GELORA.CO – Pemerintah melakukan penarikan utang baru Rp 483,6 triliun hingga akhir November 2024 dalam upaya menutupi defisit anggaran pendapatan dan belanja negara (APBN). Jumlah utang tersebut mencakup 74,6 persen dari APBN.
Wakil Menteri Keuangan Thomas Djiwandono menjelaskan angka total itu didominasi Surat Berharga Negara (SBN) neto senilai Rp 437,2 triliun atau 65,6 persen terhadap APBN. Sedangkan pinjaman mencapai nilai Rp 46,4 triliun atau (252,9) persen terhadap APBN.
Sementara itu, pembiayaan non-utang seperti dari Saldo Anggaran Lebih (SAL) maupun sumber non-utang lainnya terealisasi sebesar minus Rp 54,8 triliun per November 2024. Menurut Thomas, angka ini masih berada dalam level terkendali dan pemerintah berfokus menjaga kesinambungan anggaran.
“Secara umum, berbagai langkah pengendalian pembiayaan telah diimplementasikan untuk mendukung tujuan kesinambungan APBN,” ujarnya saat konferensi pers APBN KiTA Edisi Desember di kantor Kementerian Keuangan, Rabu, 11 Desember 2024.
Keponakan Presiden Prabowo Subianto itu menambahkan, upaya untuk menjaga pencapaian target pembiayaan tetap berada di jalurnya. Hal ini dilakukan dengan memastikan cost of fund tetap efisien dan risiko terkendali.

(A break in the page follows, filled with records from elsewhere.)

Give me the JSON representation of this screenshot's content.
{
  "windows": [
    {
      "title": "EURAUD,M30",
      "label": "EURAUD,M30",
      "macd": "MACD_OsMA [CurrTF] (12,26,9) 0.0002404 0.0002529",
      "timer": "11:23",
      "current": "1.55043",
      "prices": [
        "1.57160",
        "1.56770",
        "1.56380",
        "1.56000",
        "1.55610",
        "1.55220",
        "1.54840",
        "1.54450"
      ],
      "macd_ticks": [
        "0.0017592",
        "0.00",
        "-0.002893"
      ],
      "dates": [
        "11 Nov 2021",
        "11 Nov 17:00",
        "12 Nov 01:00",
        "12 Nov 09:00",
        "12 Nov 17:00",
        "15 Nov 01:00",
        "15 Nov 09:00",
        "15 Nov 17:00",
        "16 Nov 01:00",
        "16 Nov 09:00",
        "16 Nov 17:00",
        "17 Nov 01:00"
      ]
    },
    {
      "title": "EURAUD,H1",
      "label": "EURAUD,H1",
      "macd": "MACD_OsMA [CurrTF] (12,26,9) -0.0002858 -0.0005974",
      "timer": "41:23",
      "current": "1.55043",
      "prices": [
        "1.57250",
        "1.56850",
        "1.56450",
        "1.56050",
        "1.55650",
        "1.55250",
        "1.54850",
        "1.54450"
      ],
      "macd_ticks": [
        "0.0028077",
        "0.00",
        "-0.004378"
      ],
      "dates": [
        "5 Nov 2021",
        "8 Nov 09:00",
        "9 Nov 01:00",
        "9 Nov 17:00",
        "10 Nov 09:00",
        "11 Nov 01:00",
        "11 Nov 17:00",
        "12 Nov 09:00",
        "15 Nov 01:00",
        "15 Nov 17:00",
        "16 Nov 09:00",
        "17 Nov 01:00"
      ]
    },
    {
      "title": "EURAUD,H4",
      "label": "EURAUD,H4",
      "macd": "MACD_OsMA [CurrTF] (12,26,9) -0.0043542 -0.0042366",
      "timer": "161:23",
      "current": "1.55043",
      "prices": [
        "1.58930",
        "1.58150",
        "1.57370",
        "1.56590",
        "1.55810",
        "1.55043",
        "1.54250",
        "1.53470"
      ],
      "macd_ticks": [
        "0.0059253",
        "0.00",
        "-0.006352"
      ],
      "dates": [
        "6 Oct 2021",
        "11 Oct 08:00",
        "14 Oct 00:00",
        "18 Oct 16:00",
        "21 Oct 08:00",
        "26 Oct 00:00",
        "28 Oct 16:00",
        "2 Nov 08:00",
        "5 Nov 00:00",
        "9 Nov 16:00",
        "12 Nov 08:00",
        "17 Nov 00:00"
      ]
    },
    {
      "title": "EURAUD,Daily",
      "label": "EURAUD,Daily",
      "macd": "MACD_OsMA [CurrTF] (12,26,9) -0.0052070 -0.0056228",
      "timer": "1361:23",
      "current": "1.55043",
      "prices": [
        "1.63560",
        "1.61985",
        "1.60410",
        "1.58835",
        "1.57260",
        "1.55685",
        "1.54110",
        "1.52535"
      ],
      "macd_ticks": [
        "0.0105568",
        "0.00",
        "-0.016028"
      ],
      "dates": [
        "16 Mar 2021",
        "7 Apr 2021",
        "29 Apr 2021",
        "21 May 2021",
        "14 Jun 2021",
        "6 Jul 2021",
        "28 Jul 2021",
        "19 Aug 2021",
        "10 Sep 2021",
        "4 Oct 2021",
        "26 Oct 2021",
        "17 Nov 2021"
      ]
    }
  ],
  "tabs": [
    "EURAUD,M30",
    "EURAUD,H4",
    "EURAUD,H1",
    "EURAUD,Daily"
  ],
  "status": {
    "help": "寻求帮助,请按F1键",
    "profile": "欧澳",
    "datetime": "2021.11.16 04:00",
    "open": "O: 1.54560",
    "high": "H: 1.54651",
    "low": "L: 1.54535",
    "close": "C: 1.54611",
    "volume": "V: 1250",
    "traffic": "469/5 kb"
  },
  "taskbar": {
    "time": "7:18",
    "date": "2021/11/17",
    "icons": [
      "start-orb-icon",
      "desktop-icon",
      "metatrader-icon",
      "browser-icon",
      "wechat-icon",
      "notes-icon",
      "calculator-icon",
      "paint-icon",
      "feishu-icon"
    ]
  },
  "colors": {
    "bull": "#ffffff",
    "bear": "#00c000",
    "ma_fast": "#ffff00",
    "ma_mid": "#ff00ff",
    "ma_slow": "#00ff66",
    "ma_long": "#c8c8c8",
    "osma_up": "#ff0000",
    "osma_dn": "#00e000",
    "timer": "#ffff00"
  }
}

Adapun, total realisasi pembiayaan anggaran per 30 November 2024 adalah sebesar Rp 428,8 triliun atau 82 persen dari APBN.
Jika dibandingkan dengan periode yang sama tahun lalu, yakni November 2023, pembiayaan anggaran dengan utang mengalami peningkatan. Tercatat per November 2023 penarikan utang adalah sebesar Rp 333,4 triliun atau 79,2 persen terhadap Peraturan Presiden Nomor 75 Tahun 2023 tentang Perubahan atas Rincian APBN 2023.
Pada kesempatan yang sama, Menteri Keuangan Sri Mulyani Indrawati mengumumkan APBN per 30 November 2024 mengalami defisit sebanyak Rp 401,8 triliun. Jumlah itu mencakup 76,8 persen dari defisit yang ada di dalam Undang-Undang Nomor 19 Tahun 2023 tentang APBN 2024.
Di dalam Pasal 7 UU APBN 2024, tercatat bahwa di APBN tahun ini terdapat defisit anggaran sebesar Rp 522,8 triliun. Hal ini berarti besaran defisit APBN per November 2024 merupakan 76,8 persen dari defisit yang ada di dalam undang-undang.
Jika dihitung dari ukuran produk domestik bruto (PDB), angka defisit Rp 401,8 triliun berarti minus 1,81 persen dari PDB.
Sri Mulyani mencatat walaupun postur APBN mengalami defisit bulan ini, tetapi keseimbangan primer masih mengalami surplus Rp 47,1 triliun.